Grief

She half-wakes and rolls over, throwing one arm out to touch him, but her hand falls on cool empty sheet instead. Raising her head, she glances toward the bathroom, but there's only darkness. Her eye catches a sliver of light from the outside doorway and she slips out of bed, tugging the t-shirt down. She pads to the door and opens it further.

Raylan's sprawled in the porch chair, long legs stretched out in front of him. There's a glass in his hand and a half-empty bottle of JB beside him.

She leans in the doorway. "Can't sleep?"

"Nope."

She isn't surprised. The news about Jed's recant combined with the already emotional day had pushed him even deeper inside himself than usual. He'd hardly said two words on the drive back to Lexington. It made the decision not to tell him her secret yet an easy one. Back at the motel, they'd undressed and fallen into bed exhausted. She'd gone right to sleep. He obviously hadn't.

Stepping all the way outside, she reaches a hand out and strokes his hair.

He stares out into the night. "I can't believe she's gone."

"I know."

He picks up the bottle and pours another inch into the glass. He takes a drink. "Aunt Helen's the one taught me to drive. I ever tell you 'bout that?"

"No." She says. She could add that he's never really told her much of anything of his life before he left Harlan, but she just eases down onto the arm of the chair, leaning against him, and keeps running her fingers through his hair.

"I was about twelve, I think. Maybe thirteen. I hadn't had my growth spurt yet and I could barely reach the pedals on that big old truck." He chuckles. "It was a stick, of course. We went up and down the drive at her place near a hundred times before she took me out on the creek road." He takes a sip of the whiskey and motions with his hands. "It slopes downhill and goes into this wicked curve right before the creek. Creek's real sandy and shallow there, luckily, since that's where we ended up."

"You drove Helen's truck into the creek?" Winona laughs, picturing this Boy-Raylan shocked into a stupor as the truck goes barreling down the bank.

"Yep. With me screaming bloody murder all the way down. Went in up to the middle of the front tires. Once we recovered from the shock, she helped me shift it into reverse and got out to push….all it did was spray up mud and water everywhere. She got soaked and muddy, but she just swore and laughed."
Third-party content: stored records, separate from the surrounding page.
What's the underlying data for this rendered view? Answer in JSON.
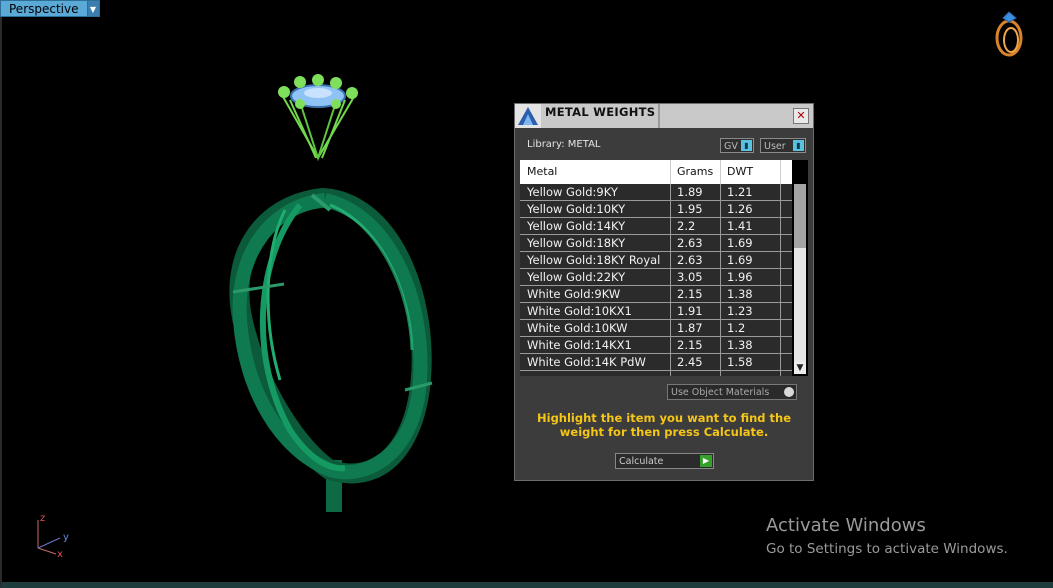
{
  "viewport": {
    "view_label": "Perspective",
    "axes": {
      "x": "x",
      "y": "y",
      "z": "z"
    }
  },
  "metal_weights": {
    "title": "METAL WEIGHTS",
    "library": "Library: METAL",
    "toggle_gv": "GV",
    "toggle_user": "User",
    "columns": [
      "Metal",
      "Grams",
      "DWT"
    ],
    "rows": [
      [
        "Yellow Gold:9KY",
        "1.89",
        "1.21"
      ],
      [
        "Yellow Gold:10KY",
        "1.95",
        "1.26"
      ],
      [
        "Yellow Gold:14KY",
        "2.2",
        "1.41"
      ],
      [
        "Yellow Gold:18KY",
        "2.63",
        "1.69"
      ],
      [
        "Yellow Gold:18KY Royal",
        "2.63",
        "1.69"
      ],
      [
        "Yellow Gold:22KY",
        "3.05",
        "1.96"
      ],
      [
        "White Gold:9KW",
        "2.15",
        "1.38"
      ],
      [
        "White Gold:10KX1",
        "1.91",
        "1.23"
      ],
      [
        "White Gold:10KW",
        "1.87",
        "1.2"
      ],
      [
        "White Gold:14KX1",
        "2.15",
        "1.38"
      ],
      [
        "White Gold:14K PdW",
        "2.45",
        "1.58"
      ]
    ],
    "use_object_materials": "Use Object Materials",
    "instruction": "Highlight the item you want to find the weight for then press Calculate.",
    "calculate": "Calculate"
  },
  "windows_watermark": {
    "title": "Activate Windows",
    "subtitle": "Go to Settings to activate Windows."
  },
  "colors": {
    "ring_green": "#0f6b47",
    "prong_green": "#7ee05a",
    "gem_blue": "#7fb6f0",
    "instruction_yellow": "#f5c518"
  }
}
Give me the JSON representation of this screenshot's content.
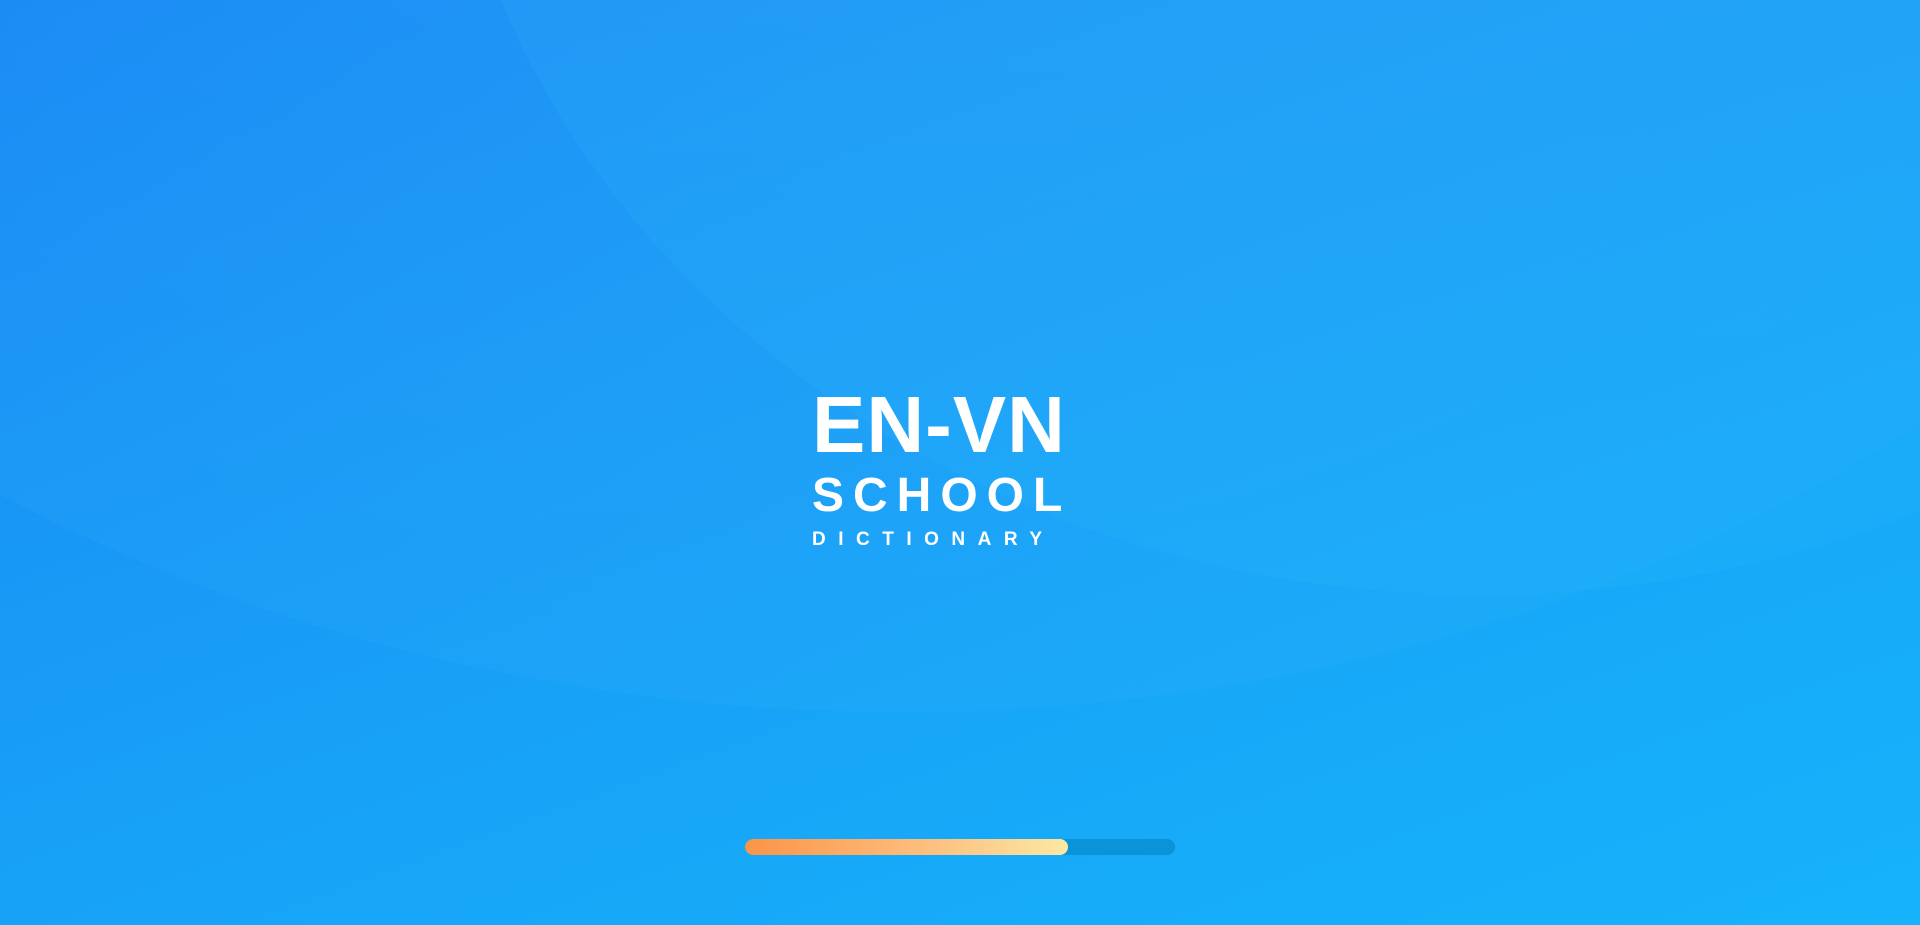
{
  "logo": {
    "line1": "EN-VN",
    "line2": "SCHOOL",
    "line3": "DICTIONARY"
  },
  "loading": {
    "progress_percent": 75
  },
  "colors": {
    "background_start": "#1584f4",
    "background_end": "#16b3fb",
    "progress_track": "#0a93d6",
    "progress_fill_start": "#fb9448",
    "progress_fill_end": "#fde8a4",
    "logo_text": "#ffffff"
  }
}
"How'd you get the truck out?"

"Eventually one of the neighbors; Mac somethin' or other, I think, heard the commotion and came to help."

"She kept up the lessons though." He says, swallowing down the last of the amber liquid from the glass. "And then she 'borrowed' Arlo's truck keys and had a copy made for me so if I needed to get out of that house fast, I could, and in his truck, so he couldn't follow me."

She always knew Raylan was marked by violence, but now Winona thinks about what would make a child run in terror from their own home and the kind of woman who would help a boy prepare for just that. She says a silent prayer of thanks that Raylan had Helen in his life. "She looked out for you."

"Always. Even…" His voice breaks.

She wraps her arms around him and pulls him close. He buries his face in her shoulder and holds on tight. He doesn't move, or make a sound, but she feels dampness seep through the thin cotton of her shirt. "It's okay, Baby. I've got you." She murmurs. She rests her cheek against his hair and rubs his back in slow circles until he pulls away.

He doesn't look at her. He wipes at his face with one hand and then pulls her down onto his lap. She curls her legs in and lays her head on his chest. "You know, as long as Aunt Helen was alive I knew there was at least one woman in the world that loved me." Raylan says.

There's a hint of teasing in his voice and she picks up on his need to lighten the moment. "Oh, now see, I thought you'd left a trail of women across the south who loved you, Raylan. Four that wanna own you, two that wanna stone you…."

"Mmm hmmm And one says she's a friend of mine." Raylan smirks and completes the old Eagles' lyric in unison with Winona. "Which one are you?"

She laughs. "I think I've been all three. But now, I'm another woman in this world who loves you." She breaks her spellbound gaze into Raylan's eyes and looks down at her body, curled in his lap. She'll tell him about the baby tomorrow.